Em suma, quando se fala de produtividade, a CSP lá está para defender o aumento da produtividade. Quando se fala de carga fiscal, a CSP lá está para defender a diminuição da carga fiscal. Quando se fala de custos de contexto, a CSP lá está para pugnar pela redução dos custos de contexto. Quando se fala de investimento, a CSP lá está para apoiar o investimento. Quando se fala de desemprego, a CSP lá está para promover o emprego. E quando se fala de crescimento sustentável, a CSP lá está para cultivar o crescimento sustentável.

Uns e outros representam sectores que importa ouvir com atenção. Pretendemos apenas que exista um diálogo social mais representativo e que não exclua à partida um grupo alargado de empresas que são vitais para o futuro do país e que não estão suficientemente representadas.

Na verdade, o que a CSP pretende é, em primeiro lugar, servir. Servindo, torna-se credível, ganha notoriedade, torna-se influente e, por isso, indispensável ao diálogo social. Valorizando os seus Associados, crescerá.

Queremos contribuir com a partilha da nossa experiência e com o ímpar dinamismo económico dos nossos Associados.

Todos concordamos que é fundamental incrementar a competitividade em Portugal e que, fazê-lo, é um imperativo contraditório com um ambiente de hostilidade permanente entre os agentes económicos. Devemos, convivendo com a normal defesa de pontos de vista, remar e saber remar para o mesmo lado: os interesses do País e dos portugueses exigem-no, devem estar sempre em primeiro lugar.

A CSP deve, por isso, continuar a pugnar por ser um fórum privilegiado para a defesa dos interesses dos seus Associados, mas igualmente um fórum de criação e de resposta aos novos desafios, com novas propostas, novos olhares sobre a economia e a sociedade portuguesa.
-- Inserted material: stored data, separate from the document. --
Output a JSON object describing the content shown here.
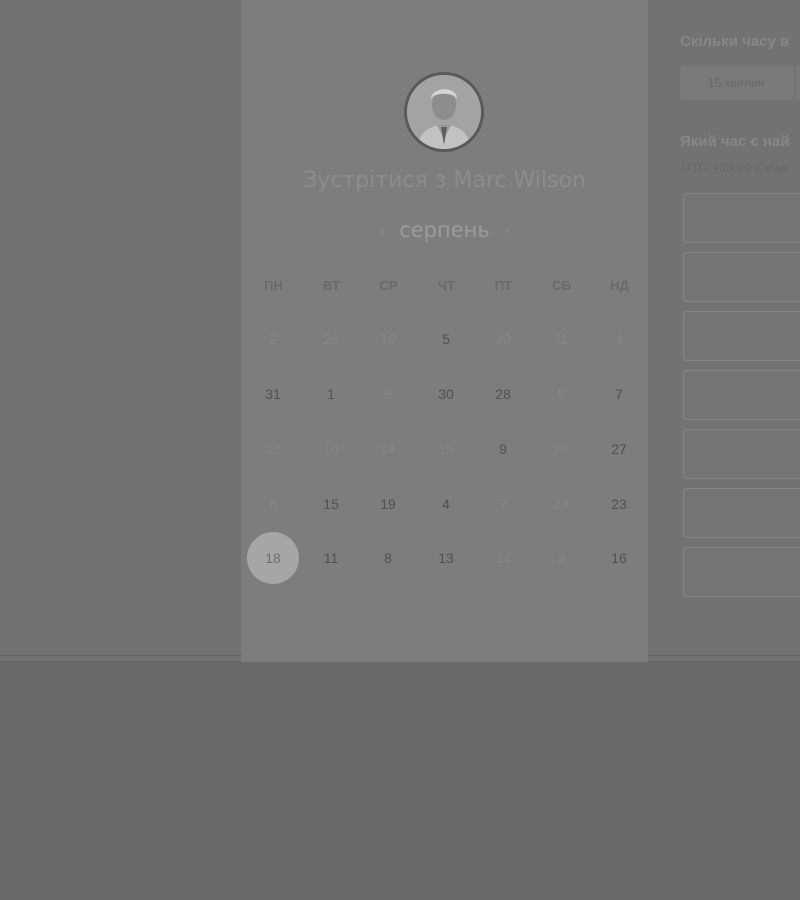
{
  "profile": {
    "meet_title": "Зустрітися з Marc Wilson"
  },
  "calendar": {
    "month": "серпень",
    "prev_icon": "chevron-left-icon",
    "next_icon": "chevron-right-icon",
    "weekdays": [
      "ПН",
      "ВТ",
      "СР",
      "ЧТ",
      "ПТ",
      "СБ",
      "НД"
    ],
    "rows": [
      [
        {
          "label": "2",
          "active": false
        },
        {
          "label": "29",
          "active": false
        },
        {
          "label": "19",
          "active": false
        },
        {
          "label": "5",
          "active": true
        },
        {
          "label": "20",
          "active": false
        },
        {
          "label": "11",
          "active": false
        },
        {
          "label": "4",
          "active": false
        }
      ],
      [
        {
          "label": "31",
          "active": true
        },
        {
          "label": "1",
          "active": true
        },
        {
          "label": "9",
          "active": false
        },
        {
          "label": "30",
          "active": true
        },
        {
          "label": "28",
          "active": true
        },
        {
          "label": "6",
          "active": false
        },
        {
          "label": "7",
          "active": true
        }
      ],
      [
        {
          "label": "12",
          "active": false
        },
        {
          "label": "10",
          "active": false
        },
        {
          "label": "24",
          "active": false
        },
        {
          "label": "15",
          "active": false
        },
        {
          "label": "9",
          "active": true
        },
        {
          "label": "26",
          "active": false
        },
        {
          "label": "27",
          "active": true
        }
      ],
      [
        {
          "label": "8",
          "active": false
        },
        {
          "label": "15",
          "active": true
        },
        {
          "label": "19",
          "active": true
        },
        {
          "label": "4",
          "active": true
        },
        {
          "label": "7",
          "active": false
        },
        {
          "label": "24",
          "active": false
        },
        {
          "label": "23",
          "active": true
        }
      ],
      [
        {
          "label": "18",
          "active": true,
          "selected": true
        },
        {
          "label": "11",
          "active": true
        },
        {
          "label": "8",
          "active": true
        },
        {
          "label": "13",
          "active": true
        },
        {
          "label": "14",
          "active": false
        },
        {
          "label": "3",
          "active": false
        },
        {
          "label": "16",
          "active": true
        }
      ]
    ]
  },
  "booking": {
    "duration_question": "Скільки часу в",
    "duration_option": "15 хвилин",
    "time_question": "Який час є най",
    "timezone": "UTC +03:00 Східн"
  }
}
Nos últimos 25 anos, com o desenvolvimento verdadeiramente extraordinário do sector dos serviços – desde a explosão das telecomunicações até ao nascimento das cadeias modernas de distribuição e dos grandes centros comerciais -, revolucionaram-se em absoluto esses sectores da economia. Na verdade, esse desenvolvimento marcou uma nova relação dos portugueses com os serviços, relação, essa, que é dominante em todos os estudos de mercado feitos e em todas as opiniões expressas pelas associações de direitos do consumidor.

Não faz, por isso, sentido que sectores da economia capazes de gerar mais de 20% do PIB, de envolver cerca de 220 mil empregos directos, responsáveis pela cobrança de 1/3 da receita global do IVA, que participam significativamente na capitalização bolsista do PSI 20, que integram sectores decisivos para a economia digital, com uma forte componente de I&D e de trabalho qualificado, não tenham uma voz activa na definição das políticas públicas sociais em Portugal.

Não é, por conseguinte, um movimento de ruptura, antes de compreensão pelas mudanças operadas em Portugal nos últimos anos que têm de estar reflectidas no órgão que concretiza as políticas de concertação social.

Num tempo de tantas dificuldades pensamos que ninguém se pode demitir de oferecer o seu contributo ao País – não o fazer é auto-excluir-se de participar na construção de um Portugal melhor que dificilmente o será sem empresas fortes, criadoras de emprego e de crescimento e sem uma sociedade civil capaz de influenciar e defender os seus pontos de vista.

O País e o mundo mudaram muito. Hoje, todos reconhecemos que o comércio e os serviços já não funcionam como há dez ou vinte anos. Constituíram-se, entretanto, Associações cujos Associados não viam suficientemente reflectidas as sua posições e os seus interesses no diálogo social vigente. Essas Associações permaneceram, no entanto, sozinhas nesse diálogo social. A CSP constituiu-se, assim, como um espaço natural de confluência dessas Associações que são hoje os seus Associados.

O passo seguinte é ter assento no Conselho Económico e Social e, mais tarde, na Comissão Permanente de Concertação Social. Levará tempo? Sim, talvez. Mas quanto mais tempo levar, menos representativos serão estes órgãos. Uma vez integrada, a CSP será, aí, uma voz activa.